Se, por um lado, expusemos algumas das vantagens da arbitragem, não podemos, no entanto, deixar de comentar algumas de suas desvantagens que podem ser demonstradas como alguns pontos negativos trazidos pela Lei 9.307/96.

55 SANTOS, Ricardo Soares Stersi. As vantagens da arbitragem. In: Revista do Instituto da Pesquisas e Estudos. Divisão Jurídica. Bauru: Instituição Toledo de Ensino, n° 22, pp. 273-275, 1998.

A primeira delas é o fato de a irrecorribilidade da sentença arbitral ser apontada como reflexo da celeridade do procedimento arbitral. A decisão arbitral dá-se apenas em uma única instância, não cabendo recurso quanto ao mérito ao Poder Judiciário (exceto nos casos de ação anulatória e embargos do devedor, conforme analisaremos posteriormente).

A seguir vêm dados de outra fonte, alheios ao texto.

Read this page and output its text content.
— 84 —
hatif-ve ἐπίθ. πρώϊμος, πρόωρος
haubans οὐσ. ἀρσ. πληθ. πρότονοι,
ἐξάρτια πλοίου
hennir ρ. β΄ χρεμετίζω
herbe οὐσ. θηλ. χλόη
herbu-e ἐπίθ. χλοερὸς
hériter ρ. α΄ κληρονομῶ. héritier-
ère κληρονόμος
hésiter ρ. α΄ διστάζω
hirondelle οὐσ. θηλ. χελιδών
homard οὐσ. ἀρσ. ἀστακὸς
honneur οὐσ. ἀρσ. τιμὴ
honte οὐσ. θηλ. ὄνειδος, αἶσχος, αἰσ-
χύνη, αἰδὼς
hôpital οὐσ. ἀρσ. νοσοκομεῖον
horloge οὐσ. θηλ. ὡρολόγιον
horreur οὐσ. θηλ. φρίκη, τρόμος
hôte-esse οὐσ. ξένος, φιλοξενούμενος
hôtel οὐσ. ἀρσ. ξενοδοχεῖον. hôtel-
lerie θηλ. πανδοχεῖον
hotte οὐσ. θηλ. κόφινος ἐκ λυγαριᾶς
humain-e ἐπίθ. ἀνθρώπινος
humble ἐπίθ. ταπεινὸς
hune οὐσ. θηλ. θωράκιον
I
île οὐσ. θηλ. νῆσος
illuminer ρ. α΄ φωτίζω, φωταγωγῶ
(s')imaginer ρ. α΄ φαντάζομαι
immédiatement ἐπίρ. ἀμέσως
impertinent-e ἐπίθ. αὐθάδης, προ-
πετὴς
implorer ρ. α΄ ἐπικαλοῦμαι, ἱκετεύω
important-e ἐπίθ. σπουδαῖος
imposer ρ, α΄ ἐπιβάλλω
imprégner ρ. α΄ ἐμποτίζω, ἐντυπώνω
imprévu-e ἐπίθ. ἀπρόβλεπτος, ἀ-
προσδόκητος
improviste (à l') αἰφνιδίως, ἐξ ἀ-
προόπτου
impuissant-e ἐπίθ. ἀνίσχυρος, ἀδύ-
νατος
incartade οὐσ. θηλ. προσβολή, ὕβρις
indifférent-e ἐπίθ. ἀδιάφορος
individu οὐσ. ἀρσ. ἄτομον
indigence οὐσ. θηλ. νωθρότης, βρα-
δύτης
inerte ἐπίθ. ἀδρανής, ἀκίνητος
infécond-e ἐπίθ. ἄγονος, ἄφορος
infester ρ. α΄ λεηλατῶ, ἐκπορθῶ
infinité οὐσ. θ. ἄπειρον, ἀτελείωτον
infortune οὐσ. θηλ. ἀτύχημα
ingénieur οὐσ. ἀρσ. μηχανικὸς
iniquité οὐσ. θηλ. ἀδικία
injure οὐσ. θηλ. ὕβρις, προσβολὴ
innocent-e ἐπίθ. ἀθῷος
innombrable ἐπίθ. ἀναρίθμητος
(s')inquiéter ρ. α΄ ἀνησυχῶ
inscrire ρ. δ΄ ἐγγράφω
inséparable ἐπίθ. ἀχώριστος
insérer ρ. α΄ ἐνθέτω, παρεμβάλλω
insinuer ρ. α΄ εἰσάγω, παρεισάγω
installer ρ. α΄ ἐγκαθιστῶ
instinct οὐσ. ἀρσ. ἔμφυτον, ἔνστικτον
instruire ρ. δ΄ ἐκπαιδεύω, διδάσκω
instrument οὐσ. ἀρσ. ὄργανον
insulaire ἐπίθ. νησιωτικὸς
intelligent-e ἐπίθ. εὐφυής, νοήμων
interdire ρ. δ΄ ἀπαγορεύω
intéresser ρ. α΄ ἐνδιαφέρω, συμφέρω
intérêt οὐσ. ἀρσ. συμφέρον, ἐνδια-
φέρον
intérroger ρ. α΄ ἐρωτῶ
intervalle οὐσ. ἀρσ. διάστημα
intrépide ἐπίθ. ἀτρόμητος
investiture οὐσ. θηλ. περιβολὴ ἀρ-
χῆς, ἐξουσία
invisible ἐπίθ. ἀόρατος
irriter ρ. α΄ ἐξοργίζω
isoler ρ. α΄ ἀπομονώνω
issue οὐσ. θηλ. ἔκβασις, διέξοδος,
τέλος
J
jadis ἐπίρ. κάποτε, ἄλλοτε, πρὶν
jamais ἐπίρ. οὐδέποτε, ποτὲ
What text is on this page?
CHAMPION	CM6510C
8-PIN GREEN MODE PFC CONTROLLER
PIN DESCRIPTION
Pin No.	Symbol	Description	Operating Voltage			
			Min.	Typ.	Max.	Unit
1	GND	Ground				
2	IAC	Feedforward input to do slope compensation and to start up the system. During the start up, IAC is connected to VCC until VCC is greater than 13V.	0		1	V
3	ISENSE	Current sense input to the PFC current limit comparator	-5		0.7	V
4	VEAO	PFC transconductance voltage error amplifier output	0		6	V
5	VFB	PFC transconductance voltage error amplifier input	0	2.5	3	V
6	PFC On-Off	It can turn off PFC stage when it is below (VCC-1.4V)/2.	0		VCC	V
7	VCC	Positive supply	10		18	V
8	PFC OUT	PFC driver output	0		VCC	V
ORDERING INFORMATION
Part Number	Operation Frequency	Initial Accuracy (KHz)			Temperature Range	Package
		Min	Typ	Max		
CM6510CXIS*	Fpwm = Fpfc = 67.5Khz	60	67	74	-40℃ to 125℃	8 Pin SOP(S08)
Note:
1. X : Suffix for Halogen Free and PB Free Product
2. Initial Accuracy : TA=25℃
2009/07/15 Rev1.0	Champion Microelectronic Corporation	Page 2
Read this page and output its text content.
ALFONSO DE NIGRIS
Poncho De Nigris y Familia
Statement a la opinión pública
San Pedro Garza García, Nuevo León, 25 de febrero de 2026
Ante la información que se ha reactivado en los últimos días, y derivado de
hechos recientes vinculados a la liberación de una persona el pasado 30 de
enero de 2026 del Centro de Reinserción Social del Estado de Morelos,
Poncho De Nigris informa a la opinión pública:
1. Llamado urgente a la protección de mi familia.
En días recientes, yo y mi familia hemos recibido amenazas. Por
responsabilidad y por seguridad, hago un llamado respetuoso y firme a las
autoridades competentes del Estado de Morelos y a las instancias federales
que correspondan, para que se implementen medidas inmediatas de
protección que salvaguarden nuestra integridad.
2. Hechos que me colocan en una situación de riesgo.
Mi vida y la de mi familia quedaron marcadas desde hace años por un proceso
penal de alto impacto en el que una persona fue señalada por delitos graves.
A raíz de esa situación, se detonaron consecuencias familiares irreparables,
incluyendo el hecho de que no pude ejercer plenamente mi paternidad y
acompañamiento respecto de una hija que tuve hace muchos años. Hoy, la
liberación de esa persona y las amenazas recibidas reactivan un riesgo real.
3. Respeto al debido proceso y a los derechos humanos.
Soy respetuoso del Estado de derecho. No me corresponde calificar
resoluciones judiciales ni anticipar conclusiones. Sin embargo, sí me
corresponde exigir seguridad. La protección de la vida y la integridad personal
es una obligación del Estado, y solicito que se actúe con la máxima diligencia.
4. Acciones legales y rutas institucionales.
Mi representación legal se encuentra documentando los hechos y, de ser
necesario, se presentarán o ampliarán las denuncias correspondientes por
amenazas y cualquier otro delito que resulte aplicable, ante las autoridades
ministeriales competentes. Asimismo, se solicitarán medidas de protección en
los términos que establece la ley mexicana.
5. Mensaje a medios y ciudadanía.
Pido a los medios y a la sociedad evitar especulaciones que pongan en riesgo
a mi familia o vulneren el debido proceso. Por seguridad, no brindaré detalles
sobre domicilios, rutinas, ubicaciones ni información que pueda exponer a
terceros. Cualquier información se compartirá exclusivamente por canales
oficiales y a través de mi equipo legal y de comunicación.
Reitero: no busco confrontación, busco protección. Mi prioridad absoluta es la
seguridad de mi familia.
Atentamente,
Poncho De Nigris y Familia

Por outro lado, os árbitros podem ser bons especialistas nas práticas que estiverem analisando, mas aos mesmos podem não ser dotados de conhecimento jurídico, o que pode, por vezes dificultar o julgamento.

A sentença arbitral, apesar de constituir um título executivo, se descumprida pela parte vencida, não pode ser auto-executada. A parte vencedora terá que ingressar no Poder Judiciário para executar a decisão. Neste caso, apesar de não ser mais discutido o mérito da questão levada à arbitragem – salvo se a decisão arbitral for nula –, a execução judicial fica submetida aos procedimentos judiciais ordinários ou seja, suscetível a recursos, medidas protelatórias, etc.